This game is quite a departure in art style from previous Prince of Persia games, the developers choosing caricature style visuals over realism. Although it visually looks quite different than it's predecessors, the return of two main characters that interact with each other is more reminiscent of the first game The Sands of Time. This opens up more options in the story-telling side of the game.
The background tale is mythological in nature, telling of an ancient feud between Ahriman, the god of darkness and Ormazd, the god of light. Ormazd imprisons Ahriman in the Tree of Life then leaves his people, the Ahura to guard it. This works well for 1000 years until people start doubting the story is anything but a myth. The playable part of the game begins with our footloose Prince meeting Elika, an Ahura princess with some unique talents who will become your AI partner. Suffice to say, Ahriman is loosed and proceeds to bring corruption into the world, which must be stopped.
The game allows you to skip the dialogue between the Prince and Elika, however, if you want the full experience you should listen to it. It never quite crosses over into a romance, but certainly a bond is formed between the pair. It also explores their different viewpoints on what is happening and if you pick up on the nuances, the Prince's end decision will not contradict his previous actions or beliefs. That is if you choose to persevere through the endlessly scrolling credits in order to get to a playable alternate ending.
Unfortunately, part way into the game, I had a feeling it was going to be fairly repetitive as all the missions were starting to look pretty similar and I was right. However, it's the platforming that's really the star of the game. There's lots of that to get to where you need to be to fight each area boss and heal that portion of the kingdom. Most of the game is then rinse and repeat. Its saving grace is that it's very pretty and new platforming techniques gained along the way make the journey more interesting. The mechanics are far more polished than in previous Prince of Persia games.
Platforming gets a little trickier as you go on, with some longer sequences that require different moves. Some of them are best left to the game in terms of the camera as the Prince will jump in the right direction automatically. However, some don't do this, so it's trial and error. Some long jumps require Elika's help to boost you. Finishing areas, which end with Elika cleansing that portion will make light seeds appear for collection. Once a certain number is reached, you must return to the Temple to gain access to new areas and new Temple powers. There are 4 in total, which are manifested by completing a challenge to activate corresponding colored plates in the maps. They allow you to reach previously unreachable areas and grant different types of platforming abilities such as running up walls and flying.
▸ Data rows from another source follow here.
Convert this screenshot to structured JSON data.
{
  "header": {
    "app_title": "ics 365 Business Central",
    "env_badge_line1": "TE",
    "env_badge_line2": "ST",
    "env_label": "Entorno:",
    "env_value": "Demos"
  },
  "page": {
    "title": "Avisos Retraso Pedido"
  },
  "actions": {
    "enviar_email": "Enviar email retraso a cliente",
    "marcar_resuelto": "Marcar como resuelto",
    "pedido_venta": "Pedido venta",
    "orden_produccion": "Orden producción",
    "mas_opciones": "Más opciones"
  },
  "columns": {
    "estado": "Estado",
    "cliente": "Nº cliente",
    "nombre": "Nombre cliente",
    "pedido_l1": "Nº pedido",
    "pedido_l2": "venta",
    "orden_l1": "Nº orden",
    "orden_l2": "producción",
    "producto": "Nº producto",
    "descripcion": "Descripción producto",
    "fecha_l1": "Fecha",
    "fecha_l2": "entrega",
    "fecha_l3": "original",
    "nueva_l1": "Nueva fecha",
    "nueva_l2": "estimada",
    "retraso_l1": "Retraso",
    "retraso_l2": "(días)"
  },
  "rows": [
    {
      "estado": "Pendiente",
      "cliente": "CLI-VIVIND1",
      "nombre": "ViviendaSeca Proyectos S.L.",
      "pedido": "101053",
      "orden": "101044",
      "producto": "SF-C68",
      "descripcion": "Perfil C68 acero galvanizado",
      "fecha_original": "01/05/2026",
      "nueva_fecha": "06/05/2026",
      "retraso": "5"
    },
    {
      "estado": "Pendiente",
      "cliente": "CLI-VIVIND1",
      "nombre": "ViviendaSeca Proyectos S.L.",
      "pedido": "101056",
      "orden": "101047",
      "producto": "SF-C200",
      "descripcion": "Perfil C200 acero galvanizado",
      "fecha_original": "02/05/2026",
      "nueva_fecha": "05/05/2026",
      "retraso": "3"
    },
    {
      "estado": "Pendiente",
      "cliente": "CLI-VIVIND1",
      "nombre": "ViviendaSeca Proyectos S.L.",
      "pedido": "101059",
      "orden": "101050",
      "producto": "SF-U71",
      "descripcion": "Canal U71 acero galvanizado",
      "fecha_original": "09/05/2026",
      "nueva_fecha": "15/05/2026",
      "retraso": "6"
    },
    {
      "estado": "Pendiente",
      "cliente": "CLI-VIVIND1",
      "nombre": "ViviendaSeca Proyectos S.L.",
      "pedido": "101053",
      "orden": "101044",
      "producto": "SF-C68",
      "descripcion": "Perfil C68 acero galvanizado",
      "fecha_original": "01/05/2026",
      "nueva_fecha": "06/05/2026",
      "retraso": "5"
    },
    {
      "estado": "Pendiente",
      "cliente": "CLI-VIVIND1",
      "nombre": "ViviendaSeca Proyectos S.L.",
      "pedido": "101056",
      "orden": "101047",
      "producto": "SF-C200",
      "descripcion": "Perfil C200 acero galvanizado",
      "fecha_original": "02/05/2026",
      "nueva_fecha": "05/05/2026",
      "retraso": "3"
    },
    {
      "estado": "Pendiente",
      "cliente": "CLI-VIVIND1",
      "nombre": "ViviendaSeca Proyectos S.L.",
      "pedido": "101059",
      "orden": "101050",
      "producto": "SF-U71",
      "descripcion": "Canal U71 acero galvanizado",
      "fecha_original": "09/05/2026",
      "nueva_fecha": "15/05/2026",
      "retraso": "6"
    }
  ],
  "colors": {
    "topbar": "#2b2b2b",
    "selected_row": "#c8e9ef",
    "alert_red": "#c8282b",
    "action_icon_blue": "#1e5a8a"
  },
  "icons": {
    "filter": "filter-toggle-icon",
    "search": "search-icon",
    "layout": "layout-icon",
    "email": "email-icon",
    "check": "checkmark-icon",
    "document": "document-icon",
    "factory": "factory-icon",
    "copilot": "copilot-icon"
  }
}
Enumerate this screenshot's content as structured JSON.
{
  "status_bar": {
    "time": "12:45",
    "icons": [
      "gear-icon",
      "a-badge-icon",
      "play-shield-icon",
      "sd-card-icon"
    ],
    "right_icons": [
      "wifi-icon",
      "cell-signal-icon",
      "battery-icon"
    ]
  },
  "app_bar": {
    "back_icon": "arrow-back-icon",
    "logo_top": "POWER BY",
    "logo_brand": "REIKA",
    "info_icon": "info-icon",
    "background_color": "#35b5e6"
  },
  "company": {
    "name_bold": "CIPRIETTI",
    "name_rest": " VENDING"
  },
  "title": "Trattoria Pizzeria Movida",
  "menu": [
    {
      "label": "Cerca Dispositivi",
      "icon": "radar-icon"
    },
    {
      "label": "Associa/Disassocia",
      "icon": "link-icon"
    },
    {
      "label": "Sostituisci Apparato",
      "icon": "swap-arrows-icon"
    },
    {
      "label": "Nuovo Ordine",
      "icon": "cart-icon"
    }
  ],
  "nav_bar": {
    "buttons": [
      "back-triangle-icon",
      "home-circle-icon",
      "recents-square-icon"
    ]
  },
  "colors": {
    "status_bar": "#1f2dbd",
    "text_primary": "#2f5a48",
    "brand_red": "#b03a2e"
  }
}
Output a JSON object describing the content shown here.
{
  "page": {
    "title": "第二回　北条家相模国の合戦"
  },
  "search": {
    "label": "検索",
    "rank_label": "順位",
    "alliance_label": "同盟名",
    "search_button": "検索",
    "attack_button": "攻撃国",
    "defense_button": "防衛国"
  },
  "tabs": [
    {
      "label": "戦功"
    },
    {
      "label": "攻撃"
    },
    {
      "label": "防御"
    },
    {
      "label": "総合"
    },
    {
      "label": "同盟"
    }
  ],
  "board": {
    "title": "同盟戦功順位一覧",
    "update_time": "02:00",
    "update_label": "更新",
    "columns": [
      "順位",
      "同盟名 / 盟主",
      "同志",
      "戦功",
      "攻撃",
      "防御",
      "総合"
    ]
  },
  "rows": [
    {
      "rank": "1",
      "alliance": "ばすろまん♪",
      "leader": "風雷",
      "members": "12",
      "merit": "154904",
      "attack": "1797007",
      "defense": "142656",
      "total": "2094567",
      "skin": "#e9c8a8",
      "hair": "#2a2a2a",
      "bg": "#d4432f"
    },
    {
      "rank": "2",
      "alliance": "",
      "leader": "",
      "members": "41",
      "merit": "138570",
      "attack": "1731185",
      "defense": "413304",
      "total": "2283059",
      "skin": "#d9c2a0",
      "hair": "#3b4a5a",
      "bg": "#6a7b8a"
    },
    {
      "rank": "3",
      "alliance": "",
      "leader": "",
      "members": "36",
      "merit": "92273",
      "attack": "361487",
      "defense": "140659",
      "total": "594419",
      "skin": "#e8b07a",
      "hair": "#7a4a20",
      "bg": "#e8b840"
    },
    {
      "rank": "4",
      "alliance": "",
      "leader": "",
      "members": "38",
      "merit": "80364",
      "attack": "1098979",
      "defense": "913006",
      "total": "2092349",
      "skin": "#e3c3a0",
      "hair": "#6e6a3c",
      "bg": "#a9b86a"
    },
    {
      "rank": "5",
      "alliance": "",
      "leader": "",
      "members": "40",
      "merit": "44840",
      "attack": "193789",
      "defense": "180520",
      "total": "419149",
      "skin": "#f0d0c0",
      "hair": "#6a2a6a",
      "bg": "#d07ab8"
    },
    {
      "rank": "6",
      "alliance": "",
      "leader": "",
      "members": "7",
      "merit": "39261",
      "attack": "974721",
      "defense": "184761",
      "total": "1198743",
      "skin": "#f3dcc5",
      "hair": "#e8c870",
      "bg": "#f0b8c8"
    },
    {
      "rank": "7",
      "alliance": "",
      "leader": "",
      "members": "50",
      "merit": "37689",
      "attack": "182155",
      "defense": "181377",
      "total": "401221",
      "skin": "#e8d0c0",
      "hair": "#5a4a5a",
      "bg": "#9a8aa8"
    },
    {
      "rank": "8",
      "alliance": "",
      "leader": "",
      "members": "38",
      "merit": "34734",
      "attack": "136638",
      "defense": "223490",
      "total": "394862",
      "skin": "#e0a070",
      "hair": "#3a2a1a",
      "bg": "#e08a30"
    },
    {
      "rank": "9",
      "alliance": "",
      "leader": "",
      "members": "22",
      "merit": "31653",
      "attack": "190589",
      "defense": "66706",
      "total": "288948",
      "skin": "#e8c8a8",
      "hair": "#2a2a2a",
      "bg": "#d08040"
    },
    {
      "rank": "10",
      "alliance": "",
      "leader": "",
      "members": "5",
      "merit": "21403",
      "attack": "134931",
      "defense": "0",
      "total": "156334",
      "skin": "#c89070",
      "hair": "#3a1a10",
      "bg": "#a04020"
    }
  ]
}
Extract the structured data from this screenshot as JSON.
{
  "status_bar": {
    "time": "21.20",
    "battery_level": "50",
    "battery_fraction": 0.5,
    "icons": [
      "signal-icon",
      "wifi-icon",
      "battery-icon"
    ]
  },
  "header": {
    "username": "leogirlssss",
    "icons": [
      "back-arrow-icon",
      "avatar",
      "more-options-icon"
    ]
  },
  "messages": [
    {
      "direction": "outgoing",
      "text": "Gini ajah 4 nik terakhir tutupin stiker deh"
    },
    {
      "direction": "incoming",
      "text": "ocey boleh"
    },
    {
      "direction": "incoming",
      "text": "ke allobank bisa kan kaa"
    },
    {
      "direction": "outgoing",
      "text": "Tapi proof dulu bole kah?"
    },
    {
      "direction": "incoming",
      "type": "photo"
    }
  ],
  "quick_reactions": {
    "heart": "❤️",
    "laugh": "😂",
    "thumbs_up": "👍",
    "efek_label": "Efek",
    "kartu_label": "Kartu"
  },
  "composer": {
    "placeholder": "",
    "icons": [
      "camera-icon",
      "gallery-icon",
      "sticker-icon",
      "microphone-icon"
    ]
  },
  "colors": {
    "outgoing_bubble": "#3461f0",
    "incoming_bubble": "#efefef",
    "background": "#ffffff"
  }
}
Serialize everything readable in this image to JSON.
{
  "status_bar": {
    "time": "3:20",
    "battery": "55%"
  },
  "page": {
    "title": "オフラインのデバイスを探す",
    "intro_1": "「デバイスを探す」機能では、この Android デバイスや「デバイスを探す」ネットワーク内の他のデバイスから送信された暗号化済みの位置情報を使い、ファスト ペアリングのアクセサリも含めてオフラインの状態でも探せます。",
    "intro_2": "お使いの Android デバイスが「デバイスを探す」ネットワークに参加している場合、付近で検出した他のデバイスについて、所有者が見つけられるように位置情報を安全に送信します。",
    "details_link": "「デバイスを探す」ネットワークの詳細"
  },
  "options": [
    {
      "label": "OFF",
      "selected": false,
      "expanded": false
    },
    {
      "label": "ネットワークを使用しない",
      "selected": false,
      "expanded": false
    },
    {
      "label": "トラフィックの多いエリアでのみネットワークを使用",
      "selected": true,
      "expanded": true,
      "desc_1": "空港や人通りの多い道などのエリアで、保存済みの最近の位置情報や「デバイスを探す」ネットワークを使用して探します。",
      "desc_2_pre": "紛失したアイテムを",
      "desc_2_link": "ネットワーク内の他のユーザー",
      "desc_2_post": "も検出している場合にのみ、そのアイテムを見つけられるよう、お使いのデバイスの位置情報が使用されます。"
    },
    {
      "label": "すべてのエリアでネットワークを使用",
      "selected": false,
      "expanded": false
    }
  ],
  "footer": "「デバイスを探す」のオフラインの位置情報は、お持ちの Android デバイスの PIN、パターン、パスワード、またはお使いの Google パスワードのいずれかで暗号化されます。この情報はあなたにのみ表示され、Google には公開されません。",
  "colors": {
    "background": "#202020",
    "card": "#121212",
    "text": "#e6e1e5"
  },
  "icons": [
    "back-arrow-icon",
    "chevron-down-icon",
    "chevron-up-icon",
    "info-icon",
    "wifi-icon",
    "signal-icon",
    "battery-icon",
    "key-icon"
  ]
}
Combat, although it includes various combos, is scripted in a certain way. It's not like previous games where the player can choose which method works best to beat the enemy. Here, you will meet the very same bosses several times throughout the game. As you progress, these bosses also gain abilities to periodically change their state. This requires specific combos to counteract their attacks while they are in each state and tossing it up doesn't work. It's very repetitive, although not particularly a cakewalk. The more troubling news is that you will not actually kill these bosses until the end, so they keep reappearing and you have to repeat the same procedure several times. Also, you cannot die in this game as Elika will always save your life. If she has to intervene, the enemy regains some health and sometimes it seems scripted to do that very thing to extend the fight.
Once an area is healed, you can fast travel between healed areas. You cannot fast travel from corrupt areas to healed areas. In order to collect all 1001 light seeds, you will need to revisit areas once you have unlocked all the temple powers as many of these are unreachable until then. You need to do this before entering the temple after the final boss as you won't be able to do it after this.
The game plays fine with the keyboard and mouse, however, as in some other games that are originally developed for controller input, there is a sequence where the camera is locked that requires diagonal control. This always manages to severely tick me off as suddenly keyboard controls become a hindrance for that segment. Fortunately, it is not too long and you can persevere through it, although it will probably take a few tries. This is not the first time that Prince of Persia games have pulled that trick.
Although the game is visually quite beautiful and the return to two characters welcome, it falls down in its repetitive nature. It uses the Assassin's Creed Engine and there is definitely a crossover of mechanics and concepts. AC's biggest criticism was it's repetitive side missions, but Prince of Persia goes a step further by having the main goals and bosses follow exactly the same pattern in every segment. However, the platforming is top-notch as usual.